Since I was a boy of seven of age and was preparing to the Holy Comunion , I know by heart – thanks to the Cathechism of St. Pius X – that in the sacrament of the Eucharist, in that 'bread' and 'wine' converted into the Body and Blood of Jesus Christ “is contained truly, really, and substantially, the Body, the Blood, the Soul and DIVINITY of the same Lord Jesus Christ, under the appearance of bread and wine as our spiritual food”. The Man and the GOD! And thus, in the appearances of bread and wine, I adore the Man and the God, the God, yes, in that locally- circumscriptive manner as given by those appearances! And that is “ no mistake of the christological event as well as the idea pf God, repelling the thinking man [!] who knows about the onnipresence if God” In fact, the same Catechism taught me to answer the question “Where is God?”, like that: “God is in heaven and earth and in all places: He is the Immense”. Or does someone dare to say that Moses was a not a thinking man, of course not just a 'modern man' , when he “hid his face ; for he was afraid to LOOK upon God in that very place”???

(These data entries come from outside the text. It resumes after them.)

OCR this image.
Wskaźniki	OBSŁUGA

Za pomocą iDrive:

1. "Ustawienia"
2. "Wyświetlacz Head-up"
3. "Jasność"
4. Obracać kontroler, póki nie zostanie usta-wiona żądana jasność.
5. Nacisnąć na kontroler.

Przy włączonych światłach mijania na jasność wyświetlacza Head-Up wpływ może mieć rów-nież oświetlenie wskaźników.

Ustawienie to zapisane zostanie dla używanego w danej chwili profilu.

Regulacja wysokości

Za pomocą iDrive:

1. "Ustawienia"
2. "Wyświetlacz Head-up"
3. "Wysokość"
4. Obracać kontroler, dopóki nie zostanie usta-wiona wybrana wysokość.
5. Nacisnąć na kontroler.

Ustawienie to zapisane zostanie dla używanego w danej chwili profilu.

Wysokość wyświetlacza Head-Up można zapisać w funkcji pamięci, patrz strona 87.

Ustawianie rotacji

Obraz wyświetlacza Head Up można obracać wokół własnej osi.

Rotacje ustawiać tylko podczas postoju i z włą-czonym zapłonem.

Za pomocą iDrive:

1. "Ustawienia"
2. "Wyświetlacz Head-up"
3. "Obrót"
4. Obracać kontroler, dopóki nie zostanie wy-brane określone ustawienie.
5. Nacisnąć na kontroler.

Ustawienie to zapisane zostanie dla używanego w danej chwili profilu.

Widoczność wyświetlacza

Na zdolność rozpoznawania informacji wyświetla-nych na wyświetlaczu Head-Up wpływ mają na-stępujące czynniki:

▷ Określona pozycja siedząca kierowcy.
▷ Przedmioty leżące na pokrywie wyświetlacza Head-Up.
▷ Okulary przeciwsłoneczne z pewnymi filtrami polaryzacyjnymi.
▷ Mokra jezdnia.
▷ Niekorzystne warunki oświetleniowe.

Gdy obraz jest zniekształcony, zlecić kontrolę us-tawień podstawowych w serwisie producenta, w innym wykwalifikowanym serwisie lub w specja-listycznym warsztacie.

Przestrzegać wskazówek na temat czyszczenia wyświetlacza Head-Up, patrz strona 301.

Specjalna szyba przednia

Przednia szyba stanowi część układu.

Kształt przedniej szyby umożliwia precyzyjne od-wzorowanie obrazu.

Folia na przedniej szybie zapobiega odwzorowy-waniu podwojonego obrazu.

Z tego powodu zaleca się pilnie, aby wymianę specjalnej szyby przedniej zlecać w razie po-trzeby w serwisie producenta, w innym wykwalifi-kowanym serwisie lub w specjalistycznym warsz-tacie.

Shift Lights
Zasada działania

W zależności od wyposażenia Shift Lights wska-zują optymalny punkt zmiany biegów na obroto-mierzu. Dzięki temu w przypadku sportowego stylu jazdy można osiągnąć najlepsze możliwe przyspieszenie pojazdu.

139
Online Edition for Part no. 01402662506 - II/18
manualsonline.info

_ Question: why does it disgust Ratzinger or is he so cautiuos to say that the catholic faith teach us that we 'see' and 'adore' God in the Eucharist, the second Person of the blessed Trinity made Man??? Or should we be careful not to call Mary Mother of God, because some Christian could be so feeble-minded, so poor-thinking to believe that God is 'confined' in the womb of a woman??? When I read these pages by Ratzinger, I, at the leat, feel a great commitment not to hurt Lutheran and Anglican... And indeed which one among these would not subscribe these words of Ratzinger???
written by Fr. Bramwell, September 20, 2011
Verbose but hardly to the point. Obviously nothing in adoring Christ in the Eucharist 'disgusts' Ratzinger. It would be so out of tune with everything else that he has written over forty years. What does the official translation say? We do not yet know if these are the words of Ratzinger.